Windows has made leaps in bounds in terms of stability, but systemwide crashes are far less common in OS X. It has a rock sold UNIX core, and if something is to crash it's usually just the app you're running that is faulty. But, in Windows, if a program starts having trouble in terms of stability, the entire system becomes a lot more prone to a full crash; or the dreaded blue screen of death. This is because in Windows, the DLLs and remnants of the program are scattered throughout the system files manageable through the registry, a crazy convoluted mess that is supposed to manage the fine details of your computer and the programs installed on it - so if one app crashes, the faulty DLL or remnant is out in the open mixed with other files that pertain to other apps, and in certain cases, the system. On OS X, all the app files are contained within the app itself, labeled with the ever so clever file extension of ".app", so if anything goes wrong, the app will crash, but the faulty file cannot access any other system files because it is contained within the app itself.

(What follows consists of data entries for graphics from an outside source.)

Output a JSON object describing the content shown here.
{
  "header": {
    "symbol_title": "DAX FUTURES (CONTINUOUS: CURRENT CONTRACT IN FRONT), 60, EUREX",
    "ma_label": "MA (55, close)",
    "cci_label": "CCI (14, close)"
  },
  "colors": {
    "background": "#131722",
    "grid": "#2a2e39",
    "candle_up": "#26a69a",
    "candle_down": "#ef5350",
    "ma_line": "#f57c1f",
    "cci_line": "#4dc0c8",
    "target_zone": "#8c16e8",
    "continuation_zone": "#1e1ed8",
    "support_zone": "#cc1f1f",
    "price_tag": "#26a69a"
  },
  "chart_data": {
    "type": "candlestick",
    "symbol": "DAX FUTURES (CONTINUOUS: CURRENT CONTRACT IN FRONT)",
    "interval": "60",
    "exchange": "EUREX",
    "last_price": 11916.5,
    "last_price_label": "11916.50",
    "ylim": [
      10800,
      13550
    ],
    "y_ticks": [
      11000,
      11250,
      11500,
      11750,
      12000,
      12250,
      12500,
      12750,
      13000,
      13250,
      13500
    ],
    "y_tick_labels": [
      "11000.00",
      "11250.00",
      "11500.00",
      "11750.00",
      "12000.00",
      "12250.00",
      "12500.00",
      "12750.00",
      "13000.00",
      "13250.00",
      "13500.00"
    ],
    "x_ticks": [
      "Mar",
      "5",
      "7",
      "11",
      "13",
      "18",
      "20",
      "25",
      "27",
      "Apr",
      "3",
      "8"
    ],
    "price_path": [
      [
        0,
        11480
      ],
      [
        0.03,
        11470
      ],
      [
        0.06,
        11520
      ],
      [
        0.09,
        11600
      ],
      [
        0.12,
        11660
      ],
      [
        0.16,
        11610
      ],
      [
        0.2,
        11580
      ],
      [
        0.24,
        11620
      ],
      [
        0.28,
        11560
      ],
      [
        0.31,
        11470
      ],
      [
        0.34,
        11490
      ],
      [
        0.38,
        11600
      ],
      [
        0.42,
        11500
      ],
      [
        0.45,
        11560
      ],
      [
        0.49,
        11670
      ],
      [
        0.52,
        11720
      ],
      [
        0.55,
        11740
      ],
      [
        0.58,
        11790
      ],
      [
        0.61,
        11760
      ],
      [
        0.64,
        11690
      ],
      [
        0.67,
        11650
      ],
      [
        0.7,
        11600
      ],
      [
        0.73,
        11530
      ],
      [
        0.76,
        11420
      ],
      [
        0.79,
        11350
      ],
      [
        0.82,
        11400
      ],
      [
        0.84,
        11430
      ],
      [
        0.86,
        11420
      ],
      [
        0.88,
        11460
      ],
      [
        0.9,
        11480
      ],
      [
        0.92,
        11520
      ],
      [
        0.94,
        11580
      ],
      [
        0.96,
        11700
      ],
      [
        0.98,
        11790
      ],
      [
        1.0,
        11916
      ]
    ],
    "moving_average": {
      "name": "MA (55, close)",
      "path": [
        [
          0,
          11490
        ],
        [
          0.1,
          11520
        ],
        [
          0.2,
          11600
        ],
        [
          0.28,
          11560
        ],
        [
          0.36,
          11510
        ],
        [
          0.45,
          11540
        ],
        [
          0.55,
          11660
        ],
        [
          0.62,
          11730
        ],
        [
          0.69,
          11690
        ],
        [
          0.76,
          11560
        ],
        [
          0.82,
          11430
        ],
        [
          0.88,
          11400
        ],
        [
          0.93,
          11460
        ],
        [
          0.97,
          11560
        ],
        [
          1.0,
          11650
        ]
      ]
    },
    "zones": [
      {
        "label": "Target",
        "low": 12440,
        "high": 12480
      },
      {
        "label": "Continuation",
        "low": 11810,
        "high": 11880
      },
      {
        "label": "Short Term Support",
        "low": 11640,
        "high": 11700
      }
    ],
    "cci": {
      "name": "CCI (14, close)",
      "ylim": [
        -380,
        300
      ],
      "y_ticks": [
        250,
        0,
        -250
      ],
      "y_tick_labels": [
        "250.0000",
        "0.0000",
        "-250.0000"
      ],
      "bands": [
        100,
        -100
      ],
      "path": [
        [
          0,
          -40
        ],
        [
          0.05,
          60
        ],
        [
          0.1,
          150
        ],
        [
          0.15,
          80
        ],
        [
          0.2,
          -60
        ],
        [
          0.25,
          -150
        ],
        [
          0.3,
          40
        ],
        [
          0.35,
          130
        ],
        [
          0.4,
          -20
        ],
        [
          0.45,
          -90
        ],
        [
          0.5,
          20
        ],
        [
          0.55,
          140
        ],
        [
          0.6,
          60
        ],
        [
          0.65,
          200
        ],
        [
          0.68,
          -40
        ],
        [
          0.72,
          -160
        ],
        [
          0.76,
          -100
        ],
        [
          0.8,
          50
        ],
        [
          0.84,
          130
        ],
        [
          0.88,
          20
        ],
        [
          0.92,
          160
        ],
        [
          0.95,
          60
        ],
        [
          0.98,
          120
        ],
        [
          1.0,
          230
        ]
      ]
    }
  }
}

Go take a peek in your /var/lib folder on OSX. See all of those .dylib and .so files? Both are formats for dynamically loaded libraries, exactly like a Windows DLL. You'll find .so (shared objects) on Linux and UNIX also. Plenty of applications use them on Macs.

In the Windows registry, each application generally stores its own settings in its own area. What ends up bloating the registry are things like file associations, GUID types, and Explorer extensions, not general application use.